A TV evita que assaltos a apito armado sejam cometidos em campo, como se fazia nas Libertadores da América dos anos 60 e início dos anos 70. A transmissão de futebol pela TV democratiza. Fiscaliza. É cidadã no esporte, como deveria ser em outros aspectos de nossa vida. Mas a imagem da televisão não pode ter o controle remoto do futebol. Os botinudos têm de ser punidos pelos safanões e sacanagens que cometem em campo, como bem fez o STJD em 2003, como mal se tocou no ano que passou. A imagem da TV pegou e mostrou o que o árbitro não viu no campo? O tribunal pega o vídeo e pune.
Como poderia ter pego Pelé, na Copa de 70. Sua majestade deu uma cotovelada criminosa no uruguaio Fuentes. O árbitro não viu a ação de Pelé e só marcou a falta. Mas o uruguaio já deveria ter sido expulso pelo conjunto da obra, e pela ficha corrida de infrações na partida, válida pela semifinal do Mundial no México).
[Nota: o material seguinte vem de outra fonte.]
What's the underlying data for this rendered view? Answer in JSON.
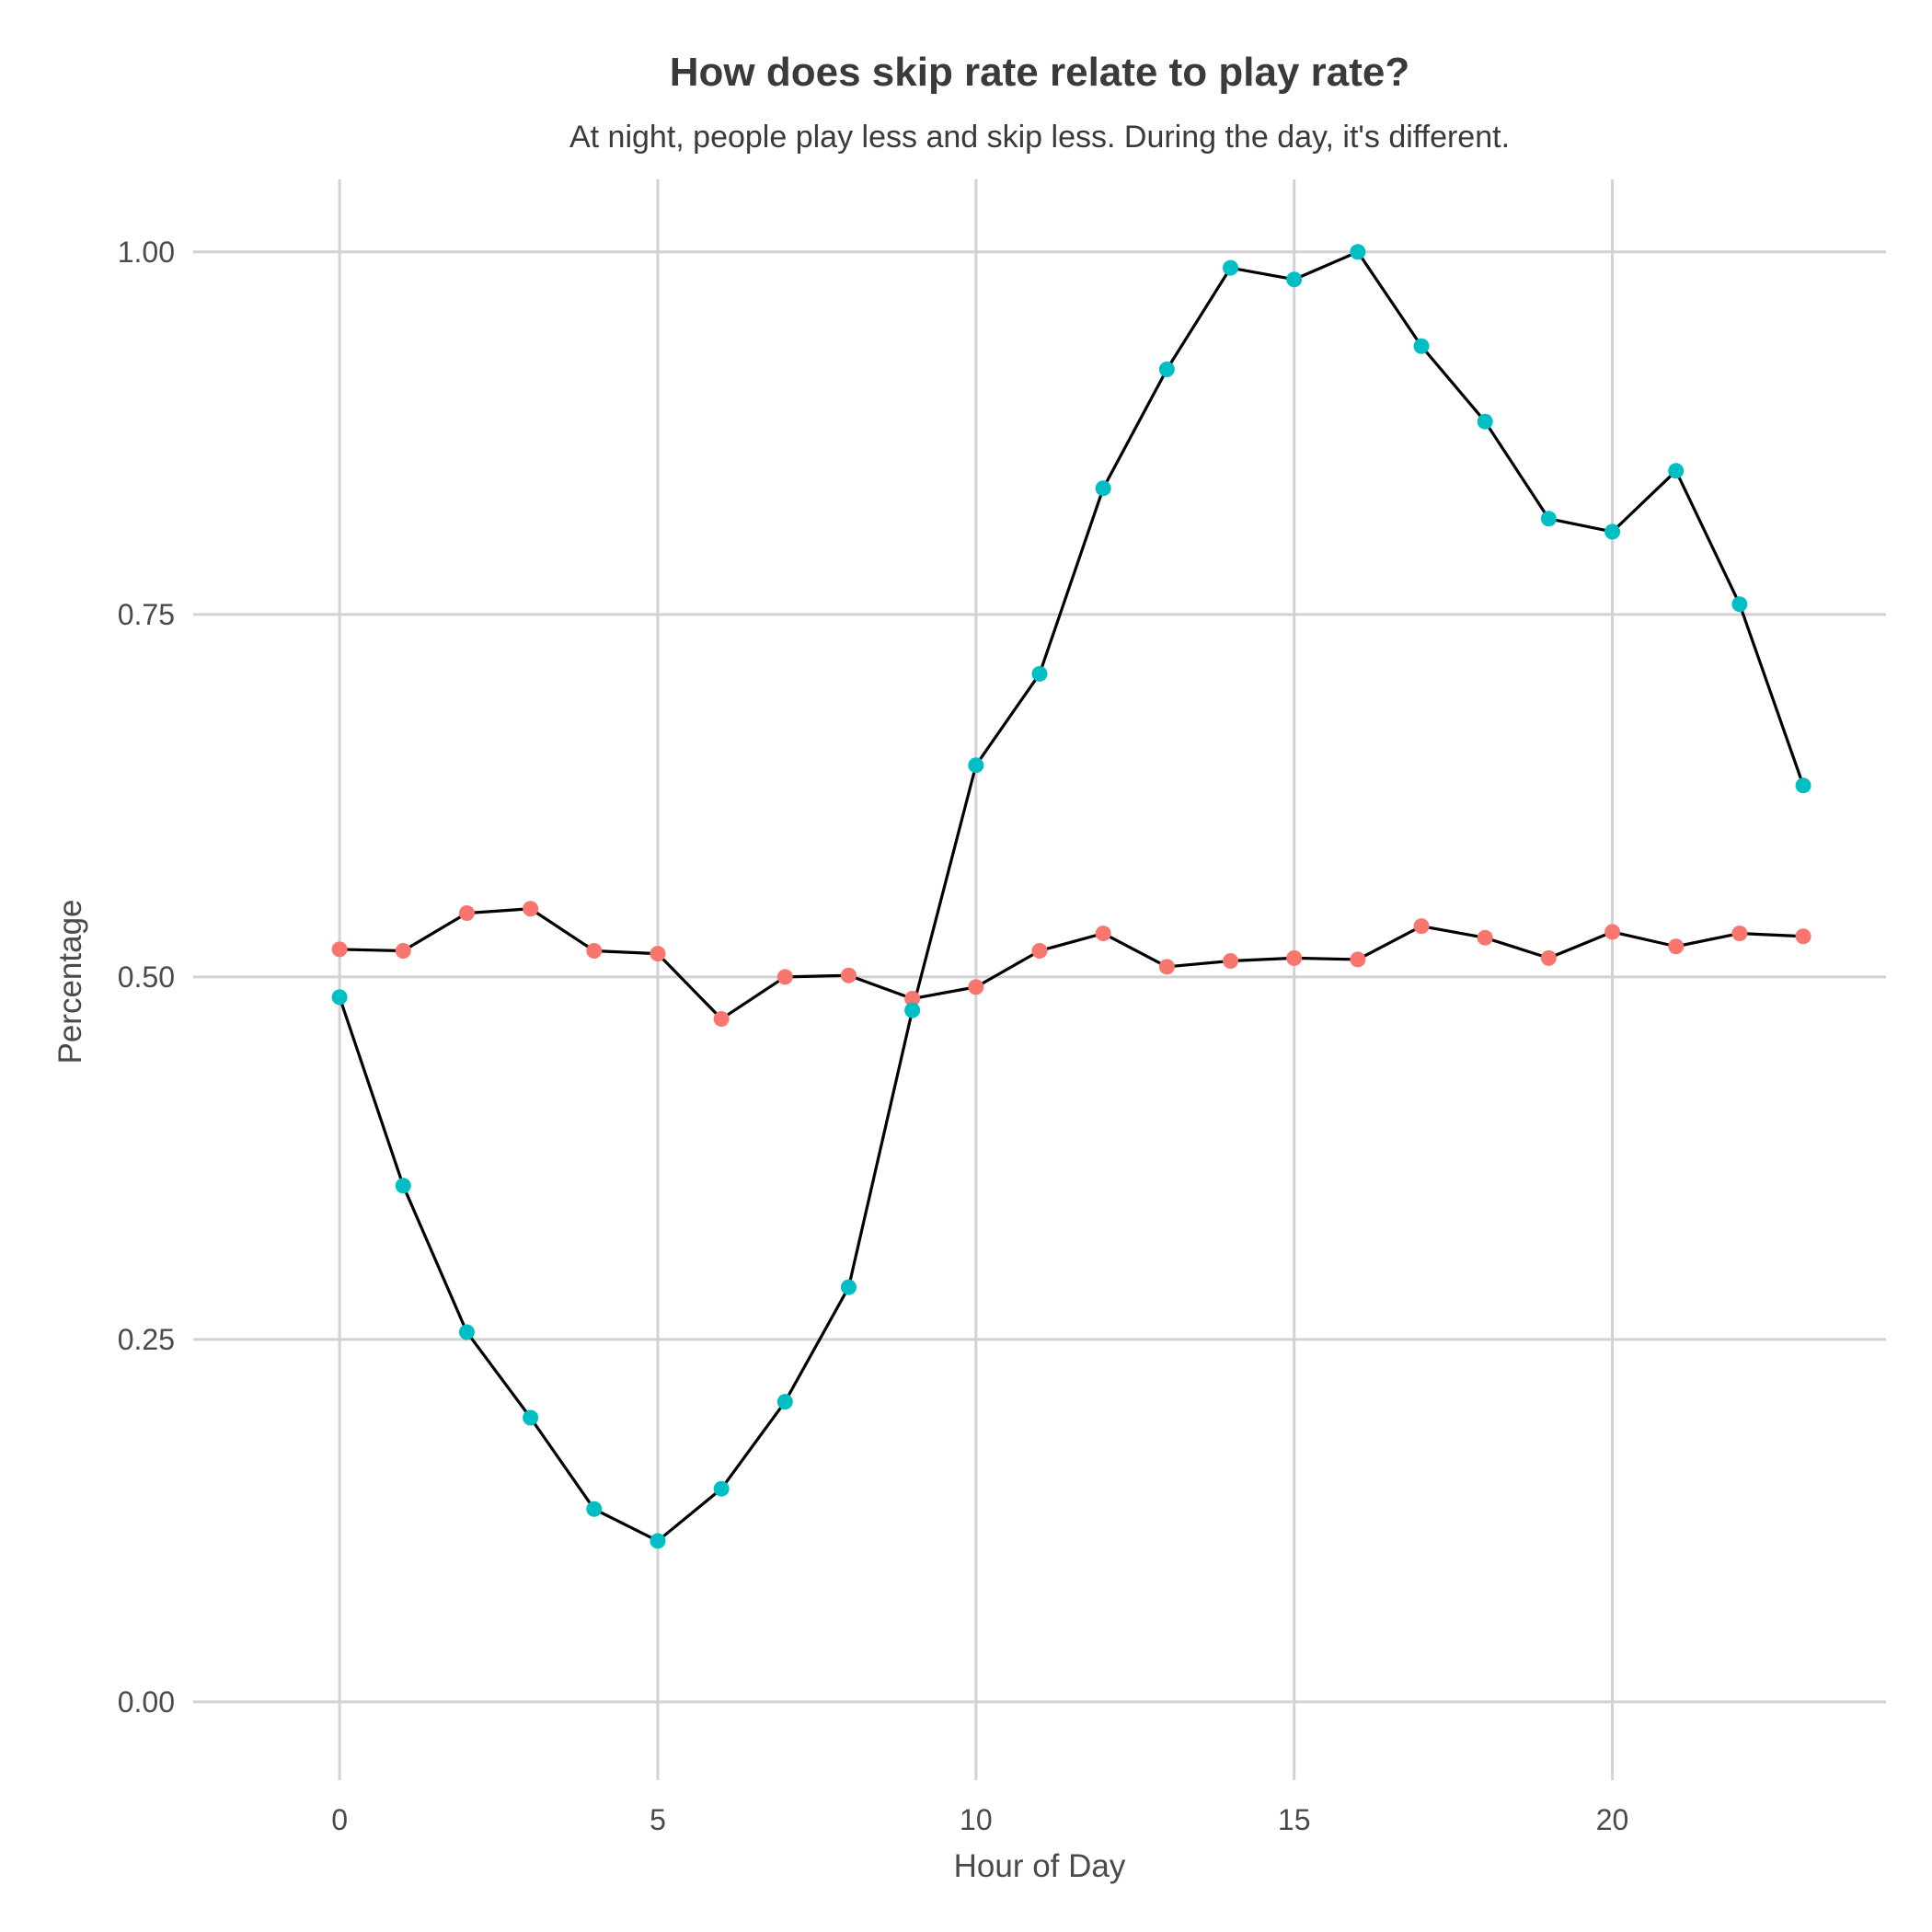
{
  "chart_data": {
    "type": "line",
    "title": "How does skip rate relate to play rate?",
    "subtitle": "At night, people play less and skip less. During the day, it's different.",
    "xlabel": "Hour of Day",
    "ylabel": "Percentage",
    "xlim": [
      -2.3,
      24.3
    ],
    "ylim": [
      -0.054,
      1.05
    ],
    "x_ticks": [
      0,
      5,
      10,
      15,
      20
    ],
    "x_tick_labels": [
      "0",
      "5",
      "10",
      "15",
      "20"
    ],
    "y_ticks": [
      0,
      0.25,
      0.5,
      0.75,
      1.0
    ],
    "y_tick_labels": [
      "0.00",
      "0.25",
      "0.50",
      "0.75",
      "1.00"
    ],
    "grid": true,
    "legend": "none",
    "x": [
      0,
      1,
      2,
      3,
      4,
      5,
      6,
      7,
      8,
      9,
      10,
      11,
      12,
      13,
      14,
      15,
      16,
      17,
      18,
      19,
      20,
      21,
      22,
      23
    ],
    "series": [
      {
        "color": "#F8766D",
        "values": [
          0.519,
          0.518,
          0.544,
          0.547,
          0.518,
          0.516,
          0.471,
          0.5,
          0.501,
          0.485,
          0.493,
          0.518,
          0.53,
          0.507,
          0.511,
          0.513,
          0.512,
          0.535,
          0.527,
          0.513,
          0.531,
          0.521,
          0.53,
          0.528
        ]
      },
      {
        "color": "#00BFC4",
        "values": [
          0.486,
          0.356,
          0.255,
          0.196,
          0.133,
          0.111,
          0.147,
          0.207,
          0.286,
          0.477,
          0.646,
          0.709,
          0.837,
          0.919,
          0.989,
          0.981,
          1.0,
          0.935,
          0.883,
          0.816,
          0.807,
          0.849,
          0.757,
          0.632
        ]
      }
    ]
  }
}
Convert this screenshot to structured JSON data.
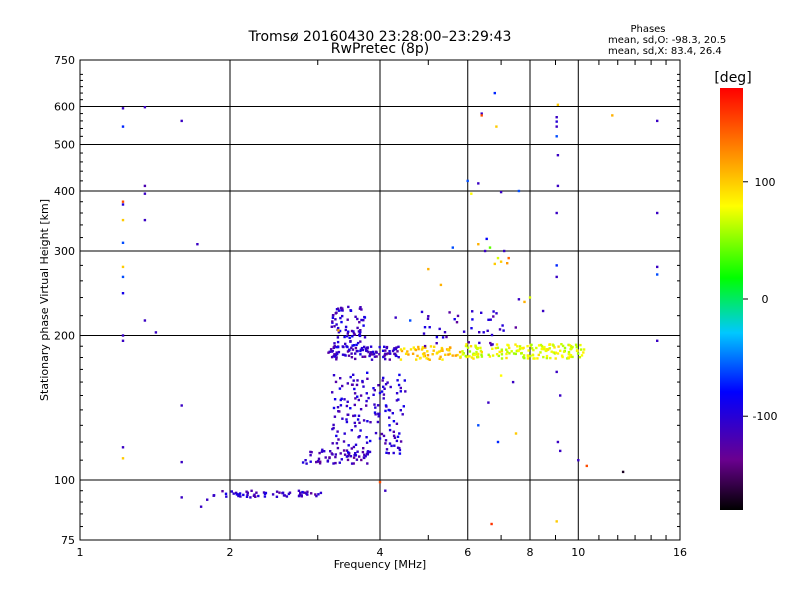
{
  "chart_data": {
    "type": "scatter",
    "title": "Tromsø 20160430 23:28:00–23:29:43",
    "subtitle": "RwPretec (8p)",
    "xlabel": "Frequency [MHz]",
    "ylabel": "Stationary phase Virtual Height [km]",
    "x_scale": "log",
    "y_scale": "log",
    "xlim": [
      1,
      16
    ],
    "ylim": [
      75,
      750
    ],
    "x_ticks": [
      1,
      2,
      4,
      6,
      8,
      10,
      16
    ],
    "x_tick_labels": [
      "1",
      "2",
      "4",
      "6",
      "8",
      "10",
      "16"
    ],
    "y_ticks": [
      75,
      100,
      200,
      300,
      400,
      500,
      600,
      750
    ],
    "y_tick_labels": [
      "75",
      "100",
      "200",
      "300",
      "400",
      "500",
      "600",
      "750"
    ],
    "grid": true,
    "stats": {
      "title": "Phases",
      "line_o": "mean, sd,O: -98.3, 20.5",
      "line_x": "mean, sd,X: 83.4, 26.4"
    },
    "colorbar": {
      "label": "[deg]",
      "min": -180,
      "max": 180,
      "ticks": [
        100,
        0,
        -100
      ],
      "tick_labels": [
        "100",
        "0",
        "-100"
      ],
      "colormap": "rainbow"
    },
    "clusters": [
      {
        "name": "",
        "x_range": [
          1.85,
          3.05
        ],
        "y_range": [
          92,
          95
        ],
        "phase": -110,
        "count": 60
      },
      {
        "name": "",
        "x_range": [
          2.8,
          3.8
        ],
        "y_range": [
          108,
          116
        ],
        "phase": -115,
        "count": 60
      },
      {
        "name": "",
        "x_range": [
          3.2,
          4.5
        ],
        "y_range": [
          113,
          168
        ],
        "phase": -105,
        "count": 160
      },
      {
        "name": "",
        "x_range": [
          3.15,
          4.4
        ],
        "y_range": [
          178,
          190
        ],
        "phase": -110,
        "count": 90
      },
      {
        "name": "",
        "x_range": [
          3.2,
          3.75
        ],
        "y_range": [
          188,
          230
        ],
        "phase": -105,
        "count": 80
      },
      {
        "name": "",
        "x_range": [
          4.4,
          5.8
        ],
        "y_range": [
          178,
          190
        ],
        "phase": 100,
        "count": 60
      },
      {
        "name": "",
        "x_range": [
          5.8,
          10.3
        ],
        "y_range": [
          179,
          192
        ],
        "phase": 75,
        "count": 160
      },
      {
        "name": "",
        "x_range": [
          4.8,
          7.5
        ],
        "y_range": [
          190,
          225
        ],
        "phase": -110,
        "count": 40
      }
    ],
    "points": [
      {
        "x": 1.22,
        "y": 595,
        "phase": -110
      },
      {
        "x": 1.22,
        "y": 545,
        "phase": -70
      },
      {
        "x": 1.35,
        "y": 598,
        "phase": -110
      },
      {
        "x": 1.6,
        "y": 560,
        "phase": -110
      },
      {
        "x": 1.35,
        "y": 410,
        "phase": -120
      },
      {
        "x": 1.35,
        "y": 395,
        "phase": -110
      },
      {
        "x": 1.22,
        "y": 380,
        "phase": 150
      },
      {
        "x": 1.22,
        "y": 375,
        "phase": -100
      },
      {
        "x": 1.22,
        "y": 348,
        "phase": 100
      },
      {
        "x": 1.35,
        "y": 348,
        "phase": -110
      },
      {
        "x": 1.22,
        "y": 312,
        "phase": -60
      },
      {
        "x": 1.72,
        "y": 310,
        "phase": -110
      },
      {
        "x": 1.22,
        "y": 278,
        "phase": 100
      },
      {
        "x": 1.22,
        "y": 265,
        "phase": -60
      },
      {
        "x": 1.22,
        "y": 245,
        "phase": -90
      },
      {
        "x": 1.35,
        "y": 215,
        "phase": -110
      },
      {
        "x": 1.22,
        "y": 200,
        "phase": -110
      },
      {
        "x": 1.22,
        "y": 195,
        "phase": -110
      },
      {
        "x": 1.42,
        "y": 203,
        "phase": -110
      },
      {
        "x": 1.6,
        "y": 143,
        "phase": -110
      },
      {
        "x": 1.22,
        "y": 117,
        "phase": -110
      },
      {
        "x": 1.22,
        "y": 111,
        "phase": 100
      },
      {
        "x": 1.6,
        "y": 109,
        "phase": -110
      },
      {
        "x": 1.6,
        "y": 92,
        "phase": -110
      },
      {
        "x": 1.75,
        "y": 88,
        "phase": -110
      },
      {
        "x": 1.8,
        "y": 91,
        "phase": -110
      },
      {
        "x": 6.0,
        "y": 420,
        "phase": -60
      },
      {
        "x": 6.3,
        "y": 415,
        "phase": -110
      },
      {
        "x": 6.1,
        "y": 395,
        "phase": 80
      },
      {
        "x": 7.0,
        "y": 398,
        "phase": -110
      },
      {
        "x": 6.8,
        "y": 640,
        "phase": -70
      },
      {
        "x": 6.4,
        "y": 580,
        "phase": -110
      },
      {
        "x": 6.4,
        "y": 575,
        "phase": 150
      },
      {
        "x": 6.85,
        "y": 545,
        "phase": 100
      },
      {
        "x": 9.1,
        "y": 605,
        "phase": 100
      },
      {
        "x": 9.05,
        "y": 570,
        "phase": -110
      },
      {
        "x": 9.05,
        "y": 558,
        "phase": -100
      },
      {
        "x": 9.05,
        "y": 545,
        "phase": -110
      },
      {
        "x": 9.05,
        "y": 520,
        "phase": -60
      },
      {
        "x": 11.7,
        "y": 575,
        "phase": 110
      },
      {
        "x": 14.4,
        "y": 560,
        "phase": -110
      },
      {
        "x": 9.1,
        "y": 475,
        "phase": -110
      },
      {
        "x": 9.1,
        "y": 410,
        "phase": -110
      },
      {
        "x": 7.6,
        "y": 400,
        "phase": -60
      },
      {
        "x": 9.05,
        "y": 360,
        "phase": -110
      },
      {
        "x": 14.4,
        "y": 360,
        "phase": -110
      },
      {
        "x": 5.6,
        "y": 305,
        "phase": -60
      },
      {
        "x": 6.3,
        "y": 310,
        "phase": 110
      },
      {
        "x": 6.55,
        "y": 318,
        "phase": -80
      },
      {
        "x": 6.5,
        "y": 300,
        "phase": -110
      },
      {
        "x": 6.65,
        "y": 305,
        "phase": 40
      },
      {
        "x": 7.1,
        "y": 300,
        "phase": -110
      },
      {
        "x": 6.9,
        "y": 290,
        "phase": 70
      },
      {
        "x": 6.8,
        "y": 282,
        "phase": 100
      },
      {
        "x": 7.0,
        "y": 285,
        "phase": 100
      },
      {
        "x": 7.2,
        "y": 283,
        "phase": 120
      },
      {
        "x": 7.25,
        "y": 290,
        "phase": 140
      },
      {
        "x": 9.05,
        "y": 280,
        "phase": -70
      },
      {
        "x": 9.05,
        "y": 265,
        "phase": -110
      },
      {
        "x": 14.4,
        "y": 278,
        "phase": -110
      },
      {
        "x": 14.4,
        "y": 268,
        "phase": -60
      },
      {
        "x": 5.0,
        "y": 275,
        "phase": 110
      },
      {
        "x": 5.3,
        "y": 255,
        "phase": 110
      },
      {
        "x": 7.6,
        "y": 238,
        "phase": -110
      },
      {
        "x": 7.8,
        "y": 235,
        "phase": 110
      },
      {
        "x": 8.0,
        "y": 240,
        "phase": 70
      },
      {
        "x": 8.5,
        "y": 225,
        "phase": -110
      },
      {
        "x": 14.4,
        "y": 195,
        "phase": -110
      },
      {
        "x": 9.05,
        "y": 168,
        "phase": -110
      },
      {
        "x": 9.2,
        "y": 150,
        "phase": -110
      },
      {
        "x": 7.0,
        "y": 165,
        "phase": 80
      },
      {
        "x": 7.4,
        "y": 160,
        "phase": -110
      },
      {
        "x": 6.6,
        "y": 145,
        "phase": -110
      },
      {
        "x": 6.3,
        "y": 130,
        "phase": -60
      },
      {
        "x": 7.5,
        "y": 125,
        "phase": 100
      },
      {
        "x": 6.9,
        "y": 120,
        "phase": -70
      },
      {
        "x": 9.1,
        "y": 120,
        "phase": -110
      },
      {
        "x": 9.2,
        "y": 115,
        "phase": -110
      },
      {
        "x": 10.0,
        "y": 110,
        "phase": -110
      },
      {
        "x": 10.4,
        "y": 107,
        "phase": 150
      },
      {
        "x": 12.3,
        "y": 104,
        "phase": -170
      },
      {
        "x": 6.7,
        "y": 81,
        "phase": 160
      },
      {
        "x": 9.05,
        "y": 82,
        "phase": 100
      },
      {
        "x": 4.0,
        "y": 99,
        "phase": 150
      },
      {
        "x": 4.1,
        "y": 95,
        "phase": -110
      },
      {
        "x": 3.3,
        "y": 205,
        "phase": 110
      },
      {
        "x": 4.6,
        "y": 215,
        "phase": -60
      },
      {
        "x": 4.3,
        "y": 218,
        "phase": -110
      }
    ]
  }
}
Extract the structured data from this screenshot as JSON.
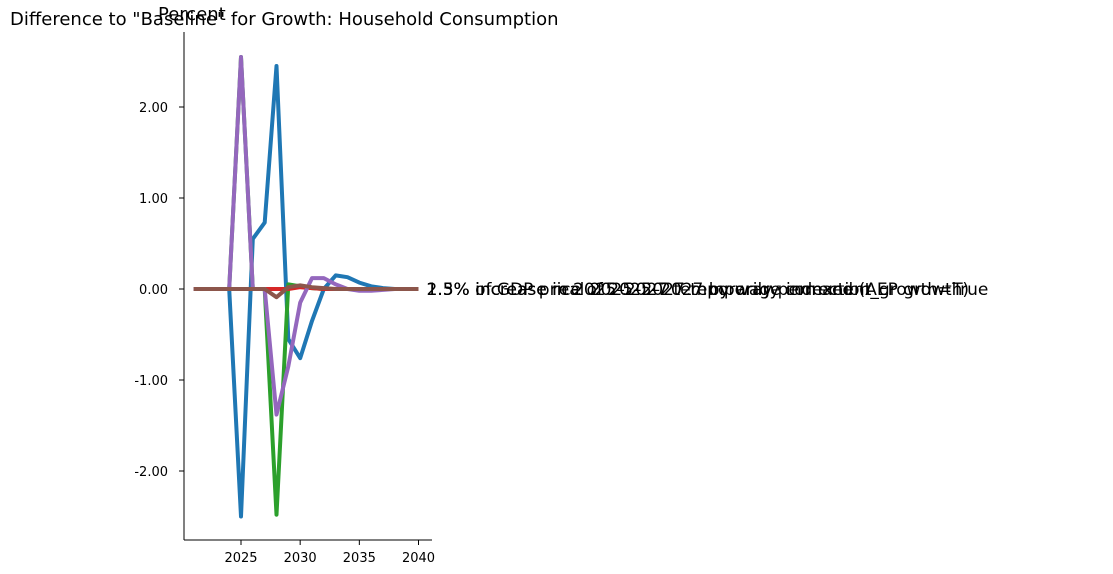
{
  "chart_data": {
    "type": "line",
    "title": "Difference to \"Baseline\" for Growth: Household Consumption",
    "ylabel": "Percent",
    "xlabel": "",
    "xlim": [
      2020,
      2040.5
    ],
    "ylim": [
      -2.8,
      2.8
    ],
    "x_ticks": [
      2025,
      2030,
      2035,
      2040
    ],
    "y_ticks": [
      -2,
      -1,
      0,
      1,
      2
    ],
    "y_tick_labels": [
      "-2.00",
      "-1.00",
      "0.00",
      "1.00",
      "2.00"
    ],
    "grid": false,
    "series": [
      {
        "name": "1.3% increase in 2025–2027 temporarily permanent",
        "color": "#1f77b4",
        "x": [
          2021,
          2022,
          2023,
          2024,
          2025,
          2026,
          2027,
          2028,
          2029,
          2030,
          2031,
          2032,
          2033,
          2034,
          2035,
          2036,
          2037,
          2038,
          2039,
          2040
        ],
        "y": [
          0,
          0,
          0,
          0,
          -2.5,
          0.55,
          0.73,
          2.45,
          -0.55,
          -0.76,
          -0.35,
          0,
          0.15,
          0.13,
          0.07,
          0.03,
          0.01,
          0,
          0,
          0
        ]
      },
      {
        "name": "2.5% of GDP price of 2025–2027 by wage indexed (AEP growth)",
        "color": "#2ca02c",
        "x": [
          2021,
          2022,
          2023,
          2024,
          2025,
          2026,
          2027,
          2028,
          2029,
          2030,
          2031,
          2032,
          2033,
          2034,
          2035,
          2036,
          2037,
          2038,
          2039,
          2040
        ],
        "y": [
          0,
          0,
          0,
          0,
          2.55,
          0,
          0,
          -2.48,
          0.05,
          0.03,
          0.01,
          0,
          0,
          0,
          0,
          0,
          0,
          0,
          0,
          0
        ]
      },
      {
        "name": "1.5% increase real 2025–2027 temporary correction_growth=True",
        "color": "#d62728",
        "x": [
          2021,
          2022,
          2023,
          2024,
          2025,
          2026,
          2027,
          2028,
          2029,
          2030,
          2031,
          2032,
          2033,
          2034,
          2035,
          2036,
          2037,
          2038,
          2039,
          2040
        ],
        "y": [
          0,
          0,
          0,
          0,
          0,
          0,
          0,
          0,
          0,
          0.02,
          0.01,
          0,
          0,
          0,
          0,
          0,
          0,
          0,
          0,
          0
        ]
      },
      {
        "name": "",
        "color": "#9467bd",
        "x": [
          2021,
          2022,
          2023,
          2024,
          2025,
          2026,
          2027,
          2028,
          2029,
          2030,
          2031,
          2032,
          2033,
          2034,
          2035,
          2036,
          2037,
          2038,
          2039,
          2040
        ],
        "y": [
          0,
          0,
          0,
          0,
          2.55,
          0,
          0,
          -1.38,
          -0.85,
          -0.15,
          0.12,
          0.12,
          0.05,
          0,
          -0.02,
          -0.02,
          -0.01,
          0,
          0,
          0
        ]
      },
      {
        "name": "",
        "color": "#8c564b",
        "x": [
          2021,
          2022,
          2023,
          2024,
          2025,
          2026,
          2027,
          2028,
          2029,
          2030,
          2031,
          2032,
          2033,
          2034,
          2035,
          2036,
          2037,
          2038,
          2039,
          2040
        ],
        "y": [
          0,
          0,
          0,
          0,
          0,
          0,
          0,
          -0.09,
          0.02,
          0.04,
          0.02,
          0.01,
          0,
          0,
          0,
          0,
          0,
          0,
          0,
          0
        ]
      }
    ]
  }
}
A Fifa só foi dar um pau nos que baixam a paulada na Copa de 94, quando meteu um gancho no lateral italiano Tassotti, que deixou um cotovelo no rosto do atacante espanhol Luis Enrique. Pênalti que o juiz não viu, mas o planeta enxergou.
Passados dez anos, apenas no ano retrasado o nosso STJD velho de guerra hasteou a bandeira branca e deixou as punições brandas no passado. Nossa justiça tardou, mas não falhou. Não é mais cega ao que a televisão mostra de violência em campo e na arquibancada.
“MUDERNOS” – Só não podem os analistas fashion invadirem o campo botando a televisão em campo como se fosse uma instalação artística, um videowall. Todas as questões do jogo não podem ser decididas pela televisão e pelo videocassete. A imagem não pode marcar pênalti – que é interpretativo, logo, subjetivo, individual. O computador não pode contar os centímetros de um impedimento. O dedo do homem não pode se meter como se fosse a mão de Deus. Como Diego, na Copa de 86, no México. Ele meteu a mão na Inglaterra, e o árbitro não viu o que o planeta inteiro observou pelo replay.
Um lance claro, cristalino. Mas para quem está na poltrona, no bem-bom, na frente da TV.
INTERPRETAÇÃO – A regra é assim. Cada um tem a sua opinião. Muitas vezes, nenhuma conclusão, depois de minutos de discussão, e de observação de um mesmo lance várias vezes, por vários ângulos.
O famoso terceiro gol da Inglaterra, na Copa-66, na decisão contra a Alemanha, em Wembley. Eu ainda não havia nascido e até hoje se discute se a bola entrou. Vendo e revendo, é difícil ter a convicção que o assistente Tofik Bahrmarov teve no lance – gol. “Gol” que não foi, diga-se, vendo muitas vezes o lance.
Imagine se a regra permitisse o uso do vídeo? E aí: meia-hora ou 40 anos discutindo o lance? Você gostaria de esperar o árbitro apertando o rewind do vídeo na lateral do campo?
Se a arbitragem errou, azar. O goleiro da Seleção franga. O artilheiro perde gol feito. Por que não pode o árbitro errar? Só ele não tem esse direito. Por mais que possa ser desumano um erro de apito, o juiz ainda é humano. Ele erra, e muito. Como eu. Como você. Como a sua televisão.
Que, convenhamos, tem errado mais do que deveria.